Eltern: Vater: Karl Adolf (1845-1901) Landwirt
Mutter: Christine, geb. Resch (1861-1938)
Geschwister: 6: Anna Maria Vortisch-Grether, Karl Adolf, Elisabeth Fünfgeld-Grether, Anna Christine Grether-Grether, Emma Frieda Kammüller-Grether und Hermann
GND-ID: GND/1012267717

Biografie: Fred Ludwig Sepaintner (Autor)
Aus: Badische Biographien NF 4 (1996), 106-108

Grether entstammt einer angesehenen Markgräfler Familie. Sein Ahne Johann Jakob Grether war von 1807-1810 Bürgermeister der Stadt Lörrach.
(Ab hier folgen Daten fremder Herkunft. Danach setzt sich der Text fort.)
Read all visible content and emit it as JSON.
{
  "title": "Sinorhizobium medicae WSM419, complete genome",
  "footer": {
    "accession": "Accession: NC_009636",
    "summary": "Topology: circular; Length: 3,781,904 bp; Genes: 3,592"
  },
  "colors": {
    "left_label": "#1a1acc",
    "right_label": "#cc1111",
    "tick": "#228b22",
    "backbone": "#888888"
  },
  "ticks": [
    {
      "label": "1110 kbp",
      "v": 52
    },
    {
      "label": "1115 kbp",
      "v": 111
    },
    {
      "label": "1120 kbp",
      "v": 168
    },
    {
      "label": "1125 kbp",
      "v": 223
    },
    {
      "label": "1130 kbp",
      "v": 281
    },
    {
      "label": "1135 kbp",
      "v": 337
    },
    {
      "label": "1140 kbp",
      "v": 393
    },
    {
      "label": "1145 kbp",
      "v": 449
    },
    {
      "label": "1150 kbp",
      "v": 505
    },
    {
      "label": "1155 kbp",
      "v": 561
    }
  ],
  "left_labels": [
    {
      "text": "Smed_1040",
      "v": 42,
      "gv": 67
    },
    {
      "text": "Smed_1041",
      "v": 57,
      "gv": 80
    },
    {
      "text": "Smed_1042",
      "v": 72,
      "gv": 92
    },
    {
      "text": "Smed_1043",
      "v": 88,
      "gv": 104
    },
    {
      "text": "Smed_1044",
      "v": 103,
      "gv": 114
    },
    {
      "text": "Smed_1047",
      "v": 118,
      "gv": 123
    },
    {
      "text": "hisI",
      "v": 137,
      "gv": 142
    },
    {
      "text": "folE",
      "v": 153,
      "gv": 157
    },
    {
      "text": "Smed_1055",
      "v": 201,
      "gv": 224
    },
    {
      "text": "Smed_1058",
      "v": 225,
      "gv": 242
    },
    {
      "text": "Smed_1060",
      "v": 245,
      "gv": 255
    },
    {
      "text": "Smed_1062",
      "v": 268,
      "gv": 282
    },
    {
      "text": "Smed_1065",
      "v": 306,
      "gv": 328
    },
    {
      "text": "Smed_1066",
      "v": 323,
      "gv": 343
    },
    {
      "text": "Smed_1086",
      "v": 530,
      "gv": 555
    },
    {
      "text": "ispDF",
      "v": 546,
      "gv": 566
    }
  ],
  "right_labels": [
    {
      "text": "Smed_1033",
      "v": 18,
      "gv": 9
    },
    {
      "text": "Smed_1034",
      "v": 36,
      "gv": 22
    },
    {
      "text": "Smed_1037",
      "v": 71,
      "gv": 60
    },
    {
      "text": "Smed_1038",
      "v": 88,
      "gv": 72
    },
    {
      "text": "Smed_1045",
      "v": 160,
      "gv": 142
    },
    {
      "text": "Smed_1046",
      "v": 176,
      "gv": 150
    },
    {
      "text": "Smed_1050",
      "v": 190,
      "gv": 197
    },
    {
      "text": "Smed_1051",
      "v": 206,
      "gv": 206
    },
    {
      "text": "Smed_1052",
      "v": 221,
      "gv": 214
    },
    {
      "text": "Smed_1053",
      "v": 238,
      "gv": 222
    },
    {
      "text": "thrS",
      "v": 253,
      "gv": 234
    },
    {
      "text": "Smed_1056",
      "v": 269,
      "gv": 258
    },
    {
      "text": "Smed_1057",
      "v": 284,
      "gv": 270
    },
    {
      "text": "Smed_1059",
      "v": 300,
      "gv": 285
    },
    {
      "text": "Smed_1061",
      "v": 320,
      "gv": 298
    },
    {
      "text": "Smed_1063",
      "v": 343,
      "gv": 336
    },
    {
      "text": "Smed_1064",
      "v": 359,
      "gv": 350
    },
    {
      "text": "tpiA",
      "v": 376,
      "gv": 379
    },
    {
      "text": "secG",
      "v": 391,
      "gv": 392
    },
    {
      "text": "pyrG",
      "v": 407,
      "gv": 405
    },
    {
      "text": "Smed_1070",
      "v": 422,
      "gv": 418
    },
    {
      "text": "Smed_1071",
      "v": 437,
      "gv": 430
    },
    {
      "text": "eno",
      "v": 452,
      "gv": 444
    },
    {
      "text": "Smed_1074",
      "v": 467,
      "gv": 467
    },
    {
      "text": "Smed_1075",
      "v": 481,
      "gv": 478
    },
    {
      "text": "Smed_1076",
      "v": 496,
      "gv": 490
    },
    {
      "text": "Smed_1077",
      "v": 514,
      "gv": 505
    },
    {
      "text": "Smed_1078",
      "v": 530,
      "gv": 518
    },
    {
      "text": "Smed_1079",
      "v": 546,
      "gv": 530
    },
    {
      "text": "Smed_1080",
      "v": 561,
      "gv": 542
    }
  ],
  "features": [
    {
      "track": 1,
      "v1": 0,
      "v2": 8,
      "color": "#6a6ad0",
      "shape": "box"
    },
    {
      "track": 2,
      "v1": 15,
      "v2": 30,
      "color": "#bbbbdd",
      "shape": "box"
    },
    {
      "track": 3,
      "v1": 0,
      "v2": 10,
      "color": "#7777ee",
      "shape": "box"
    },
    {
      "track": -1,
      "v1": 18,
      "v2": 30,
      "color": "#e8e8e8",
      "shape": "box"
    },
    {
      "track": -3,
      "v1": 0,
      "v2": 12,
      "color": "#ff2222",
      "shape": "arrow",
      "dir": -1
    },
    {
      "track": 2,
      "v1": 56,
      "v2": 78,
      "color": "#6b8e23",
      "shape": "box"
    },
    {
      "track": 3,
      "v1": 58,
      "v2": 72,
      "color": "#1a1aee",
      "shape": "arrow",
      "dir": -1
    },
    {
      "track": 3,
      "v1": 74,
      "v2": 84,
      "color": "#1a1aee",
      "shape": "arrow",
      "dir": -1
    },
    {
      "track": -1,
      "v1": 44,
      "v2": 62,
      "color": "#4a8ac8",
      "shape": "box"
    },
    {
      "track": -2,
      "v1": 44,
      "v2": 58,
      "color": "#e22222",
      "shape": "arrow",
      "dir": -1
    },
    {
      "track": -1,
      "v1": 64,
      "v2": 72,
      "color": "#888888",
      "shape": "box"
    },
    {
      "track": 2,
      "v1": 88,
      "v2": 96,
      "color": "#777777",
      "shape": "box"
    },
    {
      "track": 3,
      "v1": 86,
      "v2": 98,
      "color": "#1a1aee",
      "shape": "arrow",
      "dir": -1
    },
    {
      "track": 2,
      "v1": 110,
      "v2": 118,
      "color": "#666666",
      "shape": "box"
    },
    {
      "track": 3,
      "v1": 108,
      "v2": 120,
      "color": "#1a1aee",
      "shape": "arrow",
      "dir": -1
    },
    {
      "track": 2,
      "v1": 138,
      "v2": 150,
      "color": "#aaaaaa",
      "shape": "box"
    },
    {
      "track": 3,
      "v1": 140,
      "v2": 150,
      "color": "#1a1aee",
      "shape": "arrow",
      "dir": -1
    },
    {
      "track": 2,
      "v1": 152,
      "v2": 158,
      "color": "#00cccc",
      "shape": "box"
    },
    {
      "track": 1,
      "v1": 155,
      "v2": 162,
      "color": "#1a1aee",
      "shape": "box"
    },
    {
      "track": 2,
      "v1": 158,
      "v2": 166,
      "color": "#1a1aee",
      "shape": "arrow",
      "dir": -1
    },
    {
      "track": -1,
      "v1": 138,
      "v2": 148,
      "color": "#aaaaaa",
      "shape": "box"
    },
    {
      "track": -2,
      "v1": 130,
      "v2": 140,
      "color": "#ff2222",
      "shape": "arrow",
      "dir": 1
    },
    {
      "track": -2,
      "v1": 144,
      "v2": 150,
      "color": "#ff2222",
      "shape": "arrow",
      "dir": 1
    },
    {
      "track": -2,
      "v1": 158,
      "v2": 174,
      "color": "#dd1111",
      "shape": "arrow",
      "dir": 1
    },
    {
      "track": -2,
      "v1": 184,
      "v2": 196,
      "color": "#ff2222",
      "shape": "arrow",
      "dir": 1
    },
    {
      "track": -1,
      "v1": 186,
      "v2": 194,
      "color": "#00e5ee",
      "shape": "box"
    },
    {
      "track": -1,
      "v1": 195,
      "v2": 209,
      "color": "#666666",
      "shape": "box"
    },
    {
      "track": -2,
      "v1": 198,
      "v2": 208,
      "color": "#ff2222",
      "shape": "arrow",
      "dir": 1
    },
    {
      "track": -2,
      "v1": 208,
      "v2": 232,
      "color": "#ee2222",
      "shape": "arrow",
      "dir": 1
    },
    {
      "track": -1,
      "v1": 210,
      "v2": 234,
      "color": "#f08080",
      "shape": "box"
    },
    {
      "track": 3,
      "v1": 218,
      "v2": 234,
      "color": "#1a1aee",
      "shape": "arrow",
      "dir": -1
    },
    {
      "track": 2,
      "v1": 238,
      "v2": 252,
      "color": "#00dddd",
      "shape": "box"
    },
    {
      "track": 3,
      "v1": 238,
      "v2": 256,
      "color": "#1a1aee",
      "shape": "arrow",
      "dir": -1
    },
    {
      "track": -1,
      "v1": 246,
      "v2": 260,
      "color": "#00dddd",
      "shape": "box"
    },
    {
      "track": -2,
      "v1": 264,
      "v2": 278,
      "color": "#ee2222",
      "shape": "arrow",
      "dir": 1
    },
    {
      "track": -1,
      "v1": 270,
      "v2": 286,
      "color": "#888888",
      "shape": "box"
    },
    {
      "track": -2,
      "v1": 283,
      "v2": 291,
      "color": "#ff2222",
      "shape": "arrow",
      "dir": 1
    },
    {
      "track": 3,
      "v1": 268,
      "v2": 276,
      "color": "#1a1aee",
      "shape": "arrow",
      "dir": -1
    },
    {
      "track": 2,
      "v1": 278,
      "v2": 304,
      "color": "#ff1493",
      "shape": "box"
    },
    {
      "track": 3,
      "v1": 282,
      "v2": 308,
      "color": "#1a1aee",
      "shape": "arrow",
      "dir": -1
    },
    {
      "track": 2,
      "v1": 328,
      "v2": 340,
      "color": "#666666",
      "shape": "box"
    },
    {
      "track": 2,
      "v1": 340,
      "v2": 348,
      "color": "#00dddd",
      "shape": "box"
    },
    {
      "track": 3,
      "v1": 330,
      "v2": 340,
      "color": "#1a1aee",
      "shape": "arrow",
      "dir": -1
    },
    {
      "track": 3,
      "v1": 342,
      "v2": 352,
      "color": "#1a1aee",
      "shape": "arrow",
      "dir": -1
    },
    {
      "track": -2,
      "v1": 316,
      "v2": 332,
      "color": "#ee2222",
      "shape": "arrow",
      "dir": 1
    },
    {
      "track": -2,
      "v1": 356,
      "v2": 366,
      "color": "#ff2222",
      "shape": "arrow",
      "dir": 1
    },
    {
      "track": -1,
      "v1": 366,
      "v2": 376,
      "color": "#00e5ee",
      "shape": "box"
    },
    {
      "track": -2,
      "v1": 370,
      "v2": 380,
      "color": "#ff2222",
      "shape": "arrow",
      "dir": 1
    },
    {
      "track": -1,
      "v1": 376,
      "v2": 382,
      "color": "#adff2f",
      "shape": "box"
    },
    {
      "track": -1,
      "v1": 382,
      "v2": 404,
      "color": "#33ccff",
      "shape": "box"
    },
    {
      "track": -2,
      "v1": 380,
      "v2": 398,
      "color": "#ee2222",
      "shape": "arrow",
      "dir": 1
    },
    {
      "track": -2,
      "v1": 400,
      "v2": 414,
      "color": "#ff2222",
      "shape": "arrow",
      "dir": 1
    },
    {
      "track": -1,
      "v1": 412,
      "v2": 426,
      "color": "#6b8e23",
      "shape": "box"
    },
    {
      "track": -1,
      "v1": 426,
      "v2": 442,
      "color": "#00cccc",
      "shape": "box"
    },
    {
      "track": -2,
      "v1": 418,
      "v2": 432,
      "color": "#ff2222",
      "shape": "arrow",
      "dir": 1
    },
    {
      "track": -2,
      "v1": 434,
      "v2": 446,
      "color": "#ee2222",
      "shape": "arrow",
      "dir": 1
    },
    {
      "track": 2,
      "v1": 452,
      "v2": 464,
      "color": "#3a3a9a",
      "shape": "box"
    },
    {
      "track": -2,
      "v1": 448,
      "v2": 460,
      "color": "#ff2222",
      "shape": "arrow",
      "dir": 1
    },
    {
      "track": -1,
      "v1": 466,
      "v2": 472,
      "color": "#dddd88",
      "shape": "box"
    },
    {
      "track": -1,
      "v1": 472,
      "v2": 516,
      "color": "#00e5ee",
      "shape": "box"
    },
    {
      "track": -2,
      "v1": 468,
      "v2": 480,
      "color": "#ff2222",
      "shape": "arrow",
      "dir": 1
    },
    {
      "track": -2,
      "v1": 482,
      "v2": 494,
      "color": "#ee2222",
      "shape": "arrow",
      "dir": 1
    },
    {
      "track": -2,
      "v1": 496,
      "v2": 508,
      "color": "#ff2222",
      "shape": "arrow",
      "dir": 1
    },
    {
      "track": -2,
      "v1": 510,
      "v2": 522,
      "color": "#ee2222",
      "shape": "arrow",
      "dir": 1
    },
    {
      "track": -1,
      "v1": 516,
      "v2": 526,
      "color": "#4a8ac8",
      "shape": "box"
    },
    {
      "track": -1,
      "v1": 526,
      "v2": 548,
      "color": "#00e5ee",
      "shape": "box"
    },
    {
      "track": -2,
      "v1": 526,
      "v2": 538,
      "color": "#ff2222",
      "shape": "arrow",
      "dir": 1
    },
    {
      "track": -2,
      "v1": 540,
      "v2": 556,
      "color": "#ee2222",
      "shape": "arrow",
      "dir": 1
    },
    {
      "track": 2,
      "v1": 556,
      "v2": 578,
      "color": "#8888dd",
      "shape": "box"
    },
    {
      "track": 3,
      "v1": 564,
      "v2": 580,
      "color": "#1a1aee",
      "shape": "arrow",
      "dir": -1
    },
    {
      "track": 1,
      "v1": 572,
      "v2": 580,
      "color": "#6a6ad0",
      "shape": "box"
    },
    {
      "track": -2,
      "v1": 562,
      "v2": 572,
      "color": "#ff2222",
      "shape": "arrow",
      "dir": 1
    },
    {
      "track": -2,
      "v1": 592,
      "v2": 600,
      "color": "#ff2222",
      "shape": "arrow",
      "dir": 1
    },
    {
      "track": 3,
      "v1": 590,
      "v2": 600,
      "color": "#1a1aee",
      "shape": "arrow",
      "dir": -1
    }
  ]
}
Dessen jüngerer Bruder, Johann Georg – Hans Grethers Ururgroßvater –, hatte von 1814-1820 und nochmals von 1832-1835 dieses Amt inne und erhielt als erster den Titel „Oberbürgermeister“. Auch Grethers Onkel, Johann Josef Grether, war von 1872-1906 Bürgermeister von Lörrach. Grethers früh verstorbener Vater, ein origineller, weitsichtiger Landwirt, war dank seiner Tüchtigkeit zu Wohlstand gekommen. Im Elternhaus an der Basler Straße in Lörrach erlebte Grether zusammen mit sechs Geschwistern seine Jugend. Er besuchte in Lörrach die Volks- und die Realschule und danach das Realgymnasium in Karlsruhe. Dort studierte er dann auch an der Technischen Hochschule Maschinenbau. Schon bald rief ihn der in seiner Zeit berühmte Ordinarius für Theoretische Maschinenlehre, Geheimrat Ernst A. Brauer, als Assistenten an seine Seite. 1908 legte Grether seine Dissertation vor und promovierte als einer der ersten seines Faches in Deutschland summa cum laude zum Doktor der Ingenieurwissenschaft. Korreferent war der berühmte Wasserbauer Theodor Rehbock. Bald danach wurde die Technische Hochschule von der kanadischen Regierung angefragt, ob sie nicht einen fähigen Mann als Statiker benennen könne für die Neukonstruktion der 1907 unter dramatischen Umständen beim Bau eingestürzten ersten Eisenbahnbrücke über den St. Lorenz-Strom bei Quebec. Grether übernahm diese Aufgabe und vollendete die komplizierten statischen Berechnungen. Danach war er Chefingenieur beim Bau dieser Brücke, die eine Spannweite von 987 Meter hat. In jener Zeit, zuweilen als einfacher Fabrikarbeiter tätig, um die sozialen Verhältnisse in Kanada besser kennenzulernen, hielt Grether an der Universität Montreal auch Vorlesungen über Statik und Brückenbau.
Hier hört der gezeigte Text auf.